An IDA furnishes a sample of a deposited microorganism also to the depositor upon his or her request, as well as to any authority, natural person or legal entity authorized by the depositor (Rule 11(2)).

The requests for furnishing samples can also be made by “the certified parties” — this term shall be understood as referring to any authority, natural person or legal entity that present their requests with a use of a form whose contents are fixed by the Assembly of state-parties and which is accompanied by a certification of the relevant industrial property office, confirming that: (i) an application referring to the deposit of that microorganism has been filed with that office for the grant of a patent and that the subject matter of that application involves the said microorganism or the use thereof; (ii) publication for the purposes of patent procedure has been effected by that office; (iii) the certified party has a right to a sample of the microorganism under the law governing patent procedure before that office and, where the said law makes the said right dependent on the fulfillment of certain conditions, that that office is satisfied that such conditions have actually been fulfilled (Rule 11(3)(a)). There also exists an alternative path of furnishing samples to the certified parties which is far less often used in practice: the industrial property office can periodically submit to the IDA lists of the accession numbers assigned by the depositary authority to the deposits of microorganisms referred to in patents granted and published by this office; in this case upon a request of a certified party, the IDA furnishes to it a sample of any microorganism where the accession number has been so communicated (Rule 11(3)(b)).

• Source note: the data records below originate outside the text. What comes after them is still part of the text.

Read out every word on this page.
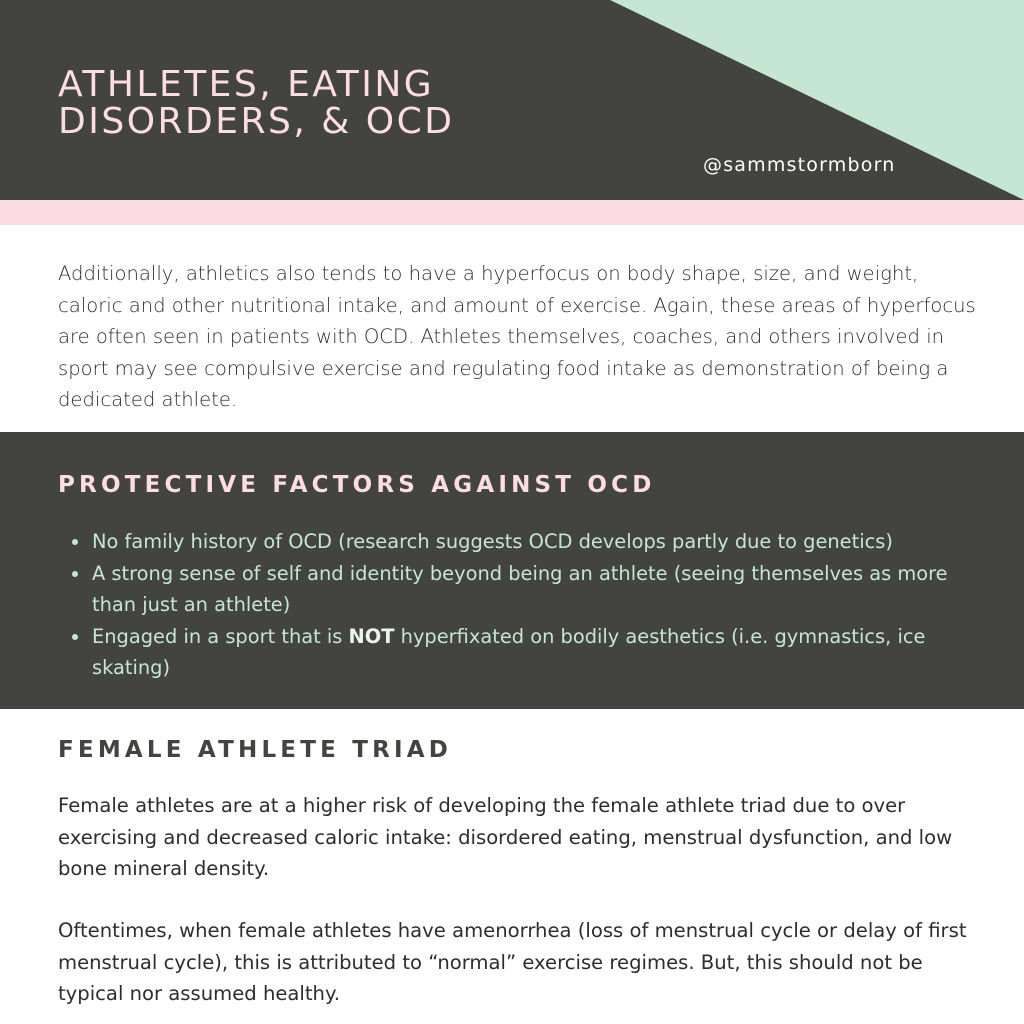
ATHLETES, EATING
DISORDERS, & OCD
@sammstormborn

Additionally, athletics also tends to have a hyperfocus on body shape, size, and weight, caloric and other nutritional intake, and amount of exercise. Again, these areas of hyperfocus are often seen in patients with OCD. Athletes themselves, coaches, and others involved in sport may see compulsive exercise and regulating food intake as demonstration of being a dedicated athlete.

PROTECTIVE FACTORS AGAINST OCD
No family history of OCD (research suggests OCD develops partly due to genetics)
A strong sense of self and identity beyond being an athlete (seeing themselves as more than just an athlete)
Engaged in a sport that is NOT hyperfixated on bodily aesthetics (i.e. gymnastics, ice skating)
FEMALE ATHLETE TRIAD

Female athletes are at a higher risk of developing the female athlete triad due to over exercising and decreased caloric intake: disordered eating, menstrual dysfunction, and low bone mineral density.

Oftentimes, when female athletes have amenorrhea (loss of menstrual cycle or delay of first menstrual cycle), this is attributed to “normal” exercise regimes. But, this should not be typical nor assumed healthy.
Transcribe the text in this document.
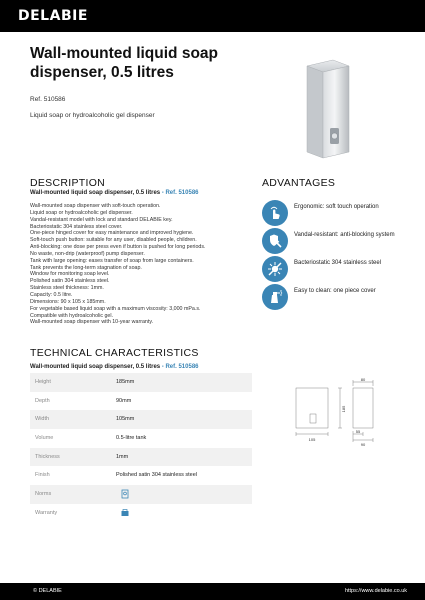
DELABIE
Wall-mounted liquid soap
dispenser, 0.5 litres
Ref. 510586
Liquid soap or hydroalcoholic gel dispenser
DESCRIPTION
Wall-mounted liquid soap dispenser, 0.5 litres - Ref. 510586
Wall-mounted soap dispenser with soft-touch operation.
Liquid soap or hydroalcoholic gel dispenser.
Vandal-resistant model with lock and standard DELABIE key.
Bacteriostatic 304 stainless steel cover.
One-piece hinged cover for easy maintenance and improved hygiene.
Soft-touch push button: suitable for any user, disabled people, children.
Anti-blocking: one dose per press even if button is pushed for long periods.
No waste, non-drip (waterproof) pump dispenser.
Tank with large opening: eases transfer of soap from large containers.
Tank prevents the long-term stagnation of soap.
Window for monitoring soap level.
Polished satin 304 stainless steel.
Stainless steel thickness: 1mm.
Capacity: 0.5 litre.
Dimensions: 90 x 105 x 185mm.
For vegetable based liquid soap with a maximum viscosity: 3,000 mPa.s.
Compatible with hydroalcoholic gel.
Wall-mounted soap dispenser with 10-year warranty.
ADVANTAGES
Ergonomic: soft touch operation
Vandal-resistant: anti-blocking system
Bacteriostatic 304 stainless steel
Easy to clean: one piece cover
TECHNICAL CHARACTERISTICS
Wall-mounted liquid soap dispenser, 0.5 litres - Ref. 510586
Height	185mm
Depth	90mm
Width	105mm
Volume	0.5-litre tank
Thickness	1mm
Finish	Polished satin 304 stainless steel
Norms
Warranty
80
185
105
55
90
© DELABIE	https://www.delabie.co.uk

Trying to capture the essence of the mechanism provided for furnishing samples — taking into account what has been discussed before — we have to notice that the IDAs are not required to possess full knowledge of legal regulations binding in the state-parties to the Budapest Treaty. They are not obliged to conduct any examinations on their own to ascertain whether a given third party is in fact entitled to get access to a sample of a specific microorganism. Therefore those authorities furnish samples only on the basis of a proper authorization by the depositor or a certification issued by a competent industrial property office.

 

Summary

 

In the order to recap our analysis of the deposits of biological materials, let us recall the key issues addressed in this report:

  • The mechanism of deposits, regulated in the domestic law, as well as on the international level (The Budapest Treaty) allows patents applicants to fulfill a requirement of sufficient disclosure with regard to biotechnological inventions;
  • The Budapest Treaty provides that all the contracting states have to recognize microorganisms deposited for the purposes of patent procedure, irrespective of where a depositary authority is located.
  • The deposit must be made at the latest on the date of filing of a patent application, whereas the receipt issued by the IDA must be submitted within 6 months after the date of application;
  • International depositary authorities are obliged to conduct a viability test of each microorganism deposited with them; the result is indicated in the viability statement;
  • Samples of a deposited microorganism are issued by an IDA upon a request of: (i) industrial property office of any state-party or any intergovernmental industrial property organization; (ii) the depositor, as well as authorized authorities persons; (iii) the certified parties, as defined by Rule 11(3) of the Regulations under the Budapest Treaty.